​生活困窮者にとって、電話番号がないことは単なる不便を超え、社会から抹殺されるに等しい事態を招きます。
​福祉団体アイズルームを運営する私は、全盲になる前、居住支援の最前線に立っていました。その現場で痛感したのは、携帯電話がないことの絶望的な不利益です。生活弱者で携帯を持たない方に対しては、賃貸物件を探して入居し、ご自身で電話を確保できるようになるまでの1ヶ月から2ヶ月間、電話の貸出を行っていました。また、過去に滞納履歴があって審査が通らない方でも契約できるような携帯電話の紹介も支援の一環として取り組んできました。
​生活困窮者において携帯電話がないということは、一体どのような問題を引き起こすのか。今日は、その実態と弊害について深く考察したいと思います。

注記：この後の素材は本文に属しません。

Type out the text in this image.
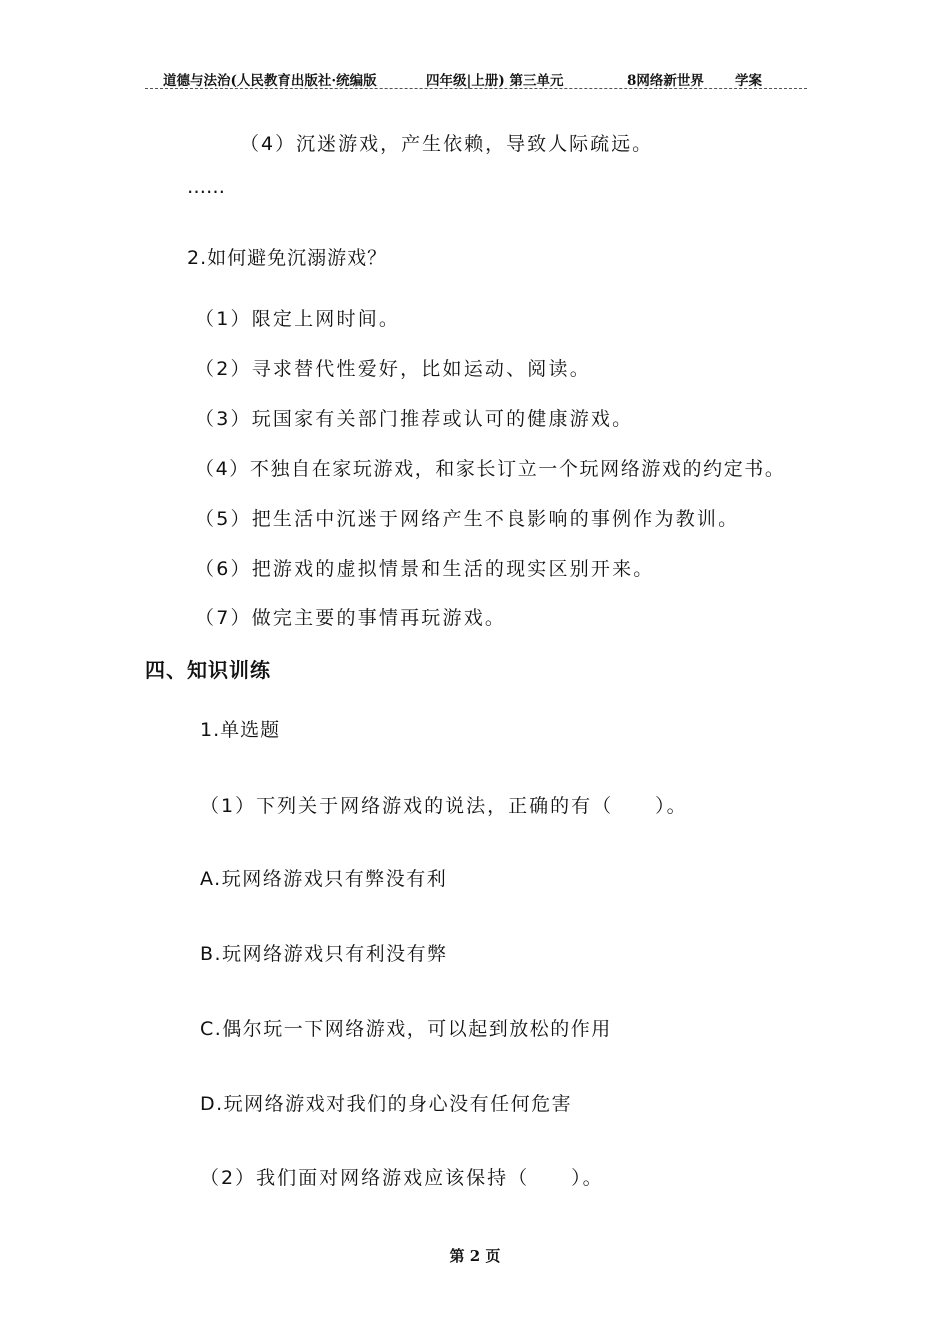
道德与法治(人民教育出版社·统编版	四年级|上册) 第三单元	8网络新世界 学案
（4）沉迷游戏，产生依赖，导致人际疏远。
……
2.如何避免沉溺游戏？
（1）限定上网时间。
（2）寻求替代性爱好，比如运动、阅读。
（3）玩国家有关部门推荐或认可的健康游戏。
（4）不独自在家玩游戏，和家长订立一个玩网络游戏的约定书。
（5）把生活中沉迷于网络产生不良影响的事例作为教训。
（6）把游戏的虚拟情景和生活的现实区别开来。
（7）做完主要的事情再玩游戏。
四、知识训练
1.单选题
（1）下列关于网络游戏的说法，正确的有（　　）。
A.玩网络游戏只有弊没有利
B.玩网络游戏只有利没有弊
C.偶尔玩一下网络游戏，可以起到放松的作用
D.玩网络游戏对我们的身心没有任何危害
（2）我们面对网络游戏应该保持（　　）。
第 2 页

​現代社会において、電気、ガス、水道は人間らしい生活を送るための最低限のインフラです。しかし、これらの契約を結ぶ際に電話番号の所持が事実上の必須条件となっている現状は、生活困窮者にとって極めて高い障壁となっています。具体的な弊害として、以下の4つのポイントが挙げられます。
​生活再建のスタートラインに立てない
ホームレス状態にある人や、ネットカフェなどで不安定な生活を送る人がアパートを借りて生活を立て直そうとする際、まず直面するのがこの問題です。住宅が決まっても、電気やガスが通らなければ生活を始めることができません。しかし、電話を契約するには本人確認書類や支払い能力が求められ、困窮状態では端末代や月額料金の支払いが困難です。電話がないからインフラが整わない、インフラが整わないから生活基盤が作れないという負のループに陥ります。
​公的支援や就職活動からの隔離
生活困窮者自立支援金や生活保護の申請、あるいは求職活動において、連絡先としての電話番号は不可欠です。電気やガスの契約ができないほどの状況にある人は、社会との接点を持つための最低限のツールである電話さえ奪われています。これにより、行政の支援にアクセスできず、孤立がさらに深まる結果となります。
​健康と安全への直結的な脅威
特に夏場の熱中症対策や冬場の暖房、食事の調理において、電気とガスは命を守るためのツールです。電話番号がないという形式的な理由でこれらの供給が受けられないことは、そのまま健康被害や生命の危険に直結します。また、オンラインでの手続きが主流になる中で、電話番号による二要素認証などが求められるケースも増えており、デジタル化が進むほど困窮者が取り残されるデジタル、ディバイド(情報格差)が生存を危うくさせています。
​契約の自由と事実上の強制
企業側には契約の自由があるとはいえ、独占性の高いライフライン事業において、電話番号の有無を絶対的な条件とすることは、事実上の居住の権利の制限にあたります。固定電話が普及していた時代とは異なり、現在は携帯電話が個人のID代わりとなっている側面がありますがそれが持たざる者を排除するフィルターとして機能してしまっています。
​この問題の解決には、以下のような柔軟な対応が不可欠です。
​・電話番号を持たない人向けに、行政や支援団体の中継による契約スキームを構築すること
・SNSやメール、あるいは対面窓口での本人確認による柔軟な契約プロセスの導入
・通信困窮者に対する格安SIMやプリペイド携帯の提供支援
​電話番号がないという一点のみで、暖を取ることや明かりを灯すことさえ許されない社会は、セーフティネットが機能しているとは言えません。制度の谷間に落ちた人々を救うためには、インフラ企業の柔軟な運用と、行政による強力なバックアップが急務です。